L’employeur est souvent démuni face aux demandes religieuses de ses employés

Publié le 20 septembre 2022
dans Laïcité
par Léopold Vanbellingen

L’employeur est souvent démuni face aux demandes religieuses de ses employés

Que peut faire un manager quand un de ses employés demande de prier sur son lieu de travail ou souhaite porter un signe ostensible témoignant de sa foi ? Ces demandes sont-elles légitimes ? Telle est la question qui soutient la thèse de Léopold Vanbellingen publiée chez Bruylant sous le titre La Neutralité de l'entreprise face aux expressions religieuses du travailleur. Face à ces revendications, de plus en plus d'entreprises privées imposent une neutralité religieuse qui empêche toute expression des convictions religieuses sur le lieu de travail. Cela est-il respectueux des droits des travailleurs ? Quand commence la discrimination ? Dans son ouvrage, le jeune chercheur belge, membre de l'institut de recherche "Religions, spiritualités, cultures, sociétés" et chercheur à la Chaire des droits des religions de l'UCLouvain, analyse rigoureusement ce que le droit belge (et ses évolutions) dit de ces questions.

Le religieux n’est pas davantage présent qu’auparavant au sein des entreprises, mais il est plus souvent conflictuel, écrivez-vous. Comment l’expliquer ?

Durant des décennies, il y avait une forme de symbiose entre une grande partie de la population belge qui était chrétienne, et une organisation sociale qui correspondait à ce qu’attendaient les chrétiens. L’exemple type est celui des jours fériés qui se conjuguaient aux fêtes chrétiennes. Il n’y avait donc pas de demandes récurrentes de la part d’employés croyants de pouvoir prendre congé lors des fêtes religieuses. Aujourd’hui, par contre, le travailleur musulman qui veut se libérer pour célébrer l’Aïd doit s’organiser. Notons qu’il y a aussi des évolutions sociétales récentes : la visibilité et la manifestation du religieux sont plus importantes qu’auparavant, pensons simplement au foulard islamique.

 

La question du religieux au sein des entreprises se pose-t-elle le plus souvent par rapport à l’islam ?

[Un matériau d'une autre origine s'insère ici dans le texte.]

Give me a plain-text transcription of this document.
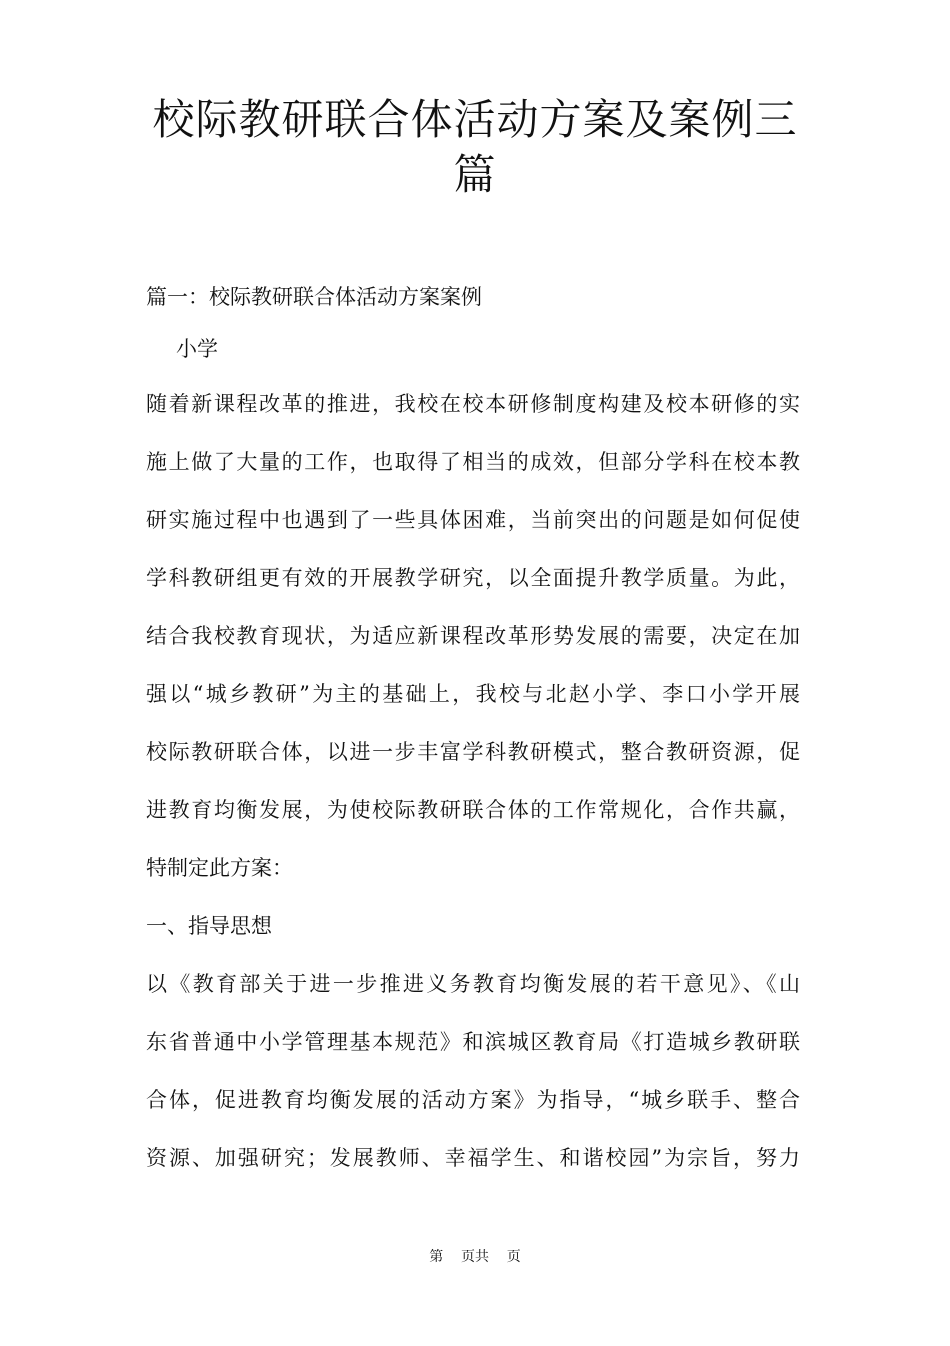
校际教研联合体活动方案及案例三
篇
篇一：校际教研联合体活动方案案例
小学
随着新课程改革的推进，我校在校本研修制度构建及校本研修的实
施上做了大量的工作，也取得了相当的成效，但部分学科在校本教
研实施过程中也遇到了一些具体困难，当前突出的问题是如何促使
学科教研组更有效的开展教学研究，以全面提升教学质量。为此，
结合我校教育现状，为适应新课程改革形势发展的需要，决定在加
强以“城乡教研”为主的基础上，我校与北赵小学、李口小学开展
校际教研联合体，以进一步丰富学科教研模式，整合教研资源，促
进教育均衡发展，为使校际教研联合体的工作常规化，合作共赢，
特制定此方案：
一、指导思想
以《教育部关于进一步推进义务教育均衡发展的若干意见》、《山
东省普通中小学管理基本规范》和滨城区教育局《打造城乡教研联
合体，促进教育均衡发展的活动方案》为指导，“城乡联手、整合
资源、加强研究；发展教师、幸福学生、和谐校园”为宗旨，努力
第    页共    页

Si on regarde ce qui arrive devant les tribunaux, on observe que les questions religieuses relatives à l'islam sont majoritaires. Dans le cadre de ma thèse, j'ai également collaboré durant six mois avec Unia (service public indépendant de lutte contre la discrimination et de promotion de l'égalité des chances NdlR), et, si de nombreux dossiers touchaient à l'islam, ce n'était pas l'entièreté. Les chrétiens soulèvent notamment des questions liées à l'objection de conscience dans le cadre des soins de santé. Il me semble d'ailleurs qu'on touche là à un enjeu majeur, car de telles demandes relèvent de convictions fondamentales. J'ajouterais enfin que toutes les demandes religieuses au sein des entreprises n'engendrent pas systématiquement des conflits : la plupart se règlent de manière consensuelle entre l'employeur et l'employé.

Les employeurs et les managers semblent cependant souvent dépassés, pourquoi ?

L’enjeu, lorsqu’un employé demande une dérogation pour un motif religieux, c’est de trouver une solution qui respecte à la fois la liberté et les nécessités de l’entreprise, et les droits des travailleurs. Cet arbitrage est très difficile car, pour le droit, la conviction religieuse couvre toute conviction profonde et sincère. Il a en effet considéré que la liberté religieuse est la liberté d’avoir des convictions auxquelles on adhère sincèrement, sans que cela fasse référence à un prescrit d’une autorité confessionnelle. Sa conception de la religion est donc subjective et individuelle. Cela a pour conséquence que l’employeur est souvent démuni pour juger si telle ou telle demande individuelle relève vraiment des libertés fondamentales et mérite une dérogation particulière.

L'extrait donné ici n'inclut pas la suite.